Supports to find work are often hard to access and restricted by time, resources and low expectations. People with intellectual disability have a much higher chance of success in open employment when their families support them to find work.
Young people without disability often get advice about getting work experience and finding a job from family, friends and other people in the community. So, it makes sense to use family networks to get this kind of help for young people with intellectual disability.
However, families of school-aged children with intellectual disability often feel they have limited networks they can use. People can find it difficult to know where to start when it comes to helping their son or daughter find employment.
Using your networks
You can start by thinking about the people you have contact with in your everyday life and local community. This is sometimes called ‘social capital’. This handy term means the relationships in your life and the resources you can use through these relationships.
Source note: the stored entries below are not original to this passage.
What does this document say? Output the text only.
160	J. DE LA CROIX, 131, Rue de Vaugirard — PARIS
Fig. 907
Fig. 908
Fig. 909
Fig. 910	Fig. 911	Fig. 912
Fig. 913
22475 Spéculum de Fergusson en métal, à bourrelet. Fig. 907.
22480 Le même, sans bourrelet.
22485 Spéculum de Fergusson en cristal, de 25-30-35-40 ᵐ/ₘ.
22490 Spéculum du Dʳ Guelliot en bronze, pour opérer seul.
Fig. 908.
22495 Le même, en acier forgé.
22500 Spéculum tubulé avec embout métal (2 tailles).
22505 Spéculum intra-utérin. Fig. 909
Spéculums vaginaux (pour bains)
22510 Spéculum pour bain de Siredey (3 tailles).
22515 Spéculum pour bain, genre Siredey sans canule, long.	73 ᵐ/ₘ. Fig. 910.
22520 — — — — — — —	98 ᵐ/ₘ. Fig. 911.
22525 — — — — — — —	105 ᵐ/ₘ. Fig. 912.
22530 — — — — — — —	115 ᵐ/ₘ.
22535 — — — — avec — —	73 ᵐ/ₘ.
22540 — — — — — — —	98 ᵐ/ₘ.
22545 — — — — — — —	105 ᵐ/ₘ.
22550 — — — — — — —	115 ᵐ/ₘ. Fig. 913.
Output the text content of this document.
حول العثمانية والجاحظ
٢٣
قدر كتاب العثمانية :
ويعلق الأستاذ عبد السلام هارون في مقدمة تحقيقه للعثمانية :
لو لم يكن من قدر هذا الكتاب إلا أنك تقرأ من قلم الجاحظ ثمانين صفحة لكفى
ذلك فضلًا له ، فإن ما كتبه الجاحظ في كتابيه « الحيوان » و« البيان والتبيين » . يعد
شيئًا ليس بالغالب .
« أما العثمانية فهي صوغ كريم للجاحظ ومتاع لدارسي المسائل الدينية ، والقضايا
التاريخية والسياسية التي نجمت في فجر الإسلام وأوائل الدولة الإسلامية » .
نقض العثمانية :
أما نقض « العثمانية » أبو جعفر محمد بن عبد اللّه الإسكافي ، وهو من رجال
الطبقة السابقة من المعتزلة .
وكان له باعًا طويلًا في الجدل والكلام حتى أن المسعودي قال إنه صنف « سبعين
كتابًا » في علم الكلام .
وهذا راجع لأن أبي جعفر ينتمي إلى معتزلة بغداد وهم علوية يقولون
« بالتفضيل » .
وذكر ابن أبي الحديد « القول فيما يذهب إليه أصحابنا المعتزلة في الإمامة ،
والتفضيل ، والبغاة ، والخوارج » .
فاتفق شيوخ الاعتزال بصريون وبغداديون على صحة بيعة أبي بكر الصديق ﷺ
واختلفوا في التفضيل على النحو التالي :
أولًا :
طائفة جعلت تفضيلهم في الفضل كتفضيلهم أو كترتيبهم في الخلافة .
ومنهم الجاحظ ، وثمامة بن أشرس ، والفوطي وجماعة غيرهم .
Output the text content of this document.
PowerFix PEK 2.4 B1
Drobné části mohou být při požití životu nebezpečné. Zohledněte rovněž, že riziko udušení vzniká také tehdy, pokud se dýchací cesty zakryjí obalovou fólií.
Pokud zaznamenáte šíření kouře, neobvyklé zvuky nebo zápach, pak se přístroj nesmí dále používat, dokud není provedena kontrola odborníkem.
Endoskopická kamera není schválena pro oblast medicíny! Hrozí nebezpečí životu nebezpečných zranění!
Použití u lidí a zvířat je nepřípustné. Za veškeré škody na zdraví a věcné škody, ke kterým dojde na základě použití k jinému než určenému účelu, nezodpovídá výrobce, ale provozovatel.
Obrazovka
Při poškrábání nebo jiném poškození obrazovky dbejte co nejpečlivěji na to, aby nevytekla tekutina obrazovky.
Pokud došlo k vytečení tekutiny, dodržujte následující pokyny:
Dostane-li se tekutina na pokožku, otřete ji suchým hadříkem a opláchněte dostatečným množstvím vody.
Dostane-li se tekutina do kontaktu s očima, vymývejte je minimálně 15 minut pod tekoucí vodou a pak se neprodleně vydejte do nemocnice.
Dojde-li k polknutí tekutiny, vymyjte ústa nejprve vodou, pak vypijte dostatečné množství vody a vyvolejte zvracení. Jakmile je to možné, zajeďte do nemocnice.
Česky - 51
Resources can be things like:
- information and advice
- help and favours
- money and things you can borrow
- help linking with other people and organisations.
A practical way to help think about your family’s social capital is to write a list of people you know. This could include:
- work colleagues
- shopkeepers and café owners you see regularly
- people you meet through sport, church and other community and social activities.
Writing this list together as a family, including your son or daughter with intellectual disability and your other children, brings in ideas that parents alone may not think of.
Then think about the resources each person or organisation on your list might offer. They may have information or advice or know someone who would be good to talk to. Or they may be able to offer some work experience or a part-time job. Writing this down helps to show that you do have connections that may be able to help.
The next step is to start talking to the people on your list. This can sound daunting, but most people are happy to share their ideas, expertise and useful contacts. You can also get National Disability Insurance Scheme (NDIS) support to do this. Think about what you will talk about with each person and the resources you think they might be able to offer. It’s a good idea to write a basic script of what you will say before you talk to them.
Another tip is to be positive and not apologetic. You’re seeking their advice and giving them an opportunity to be involved. Be positive about what your son or daughter is aiming for and what they can offer to a workplace, such as skills and personal qualities. This is good information to include in a script or your notes. Tell people about any support your son or daughter would have with them when they’re working.
While families often do these things themselves, think about supports you could draw on to make the tasks easier. A Circle of Support or other kind of network like a Microboard, can be a great way to help you think about and look for connections and employment opportunities. If you’re planning ahead, you might like to look into these kinds of networks, both for work and for other supports.
NDIS participants 15 years or over can ask for employment support in their plan. You can use this support to explore your networks and find work opportunities, as well as to support the participant at work. It’s a good idea to talk with your Local Area Coordinator (LAC) or NDIS Planner about employment goals.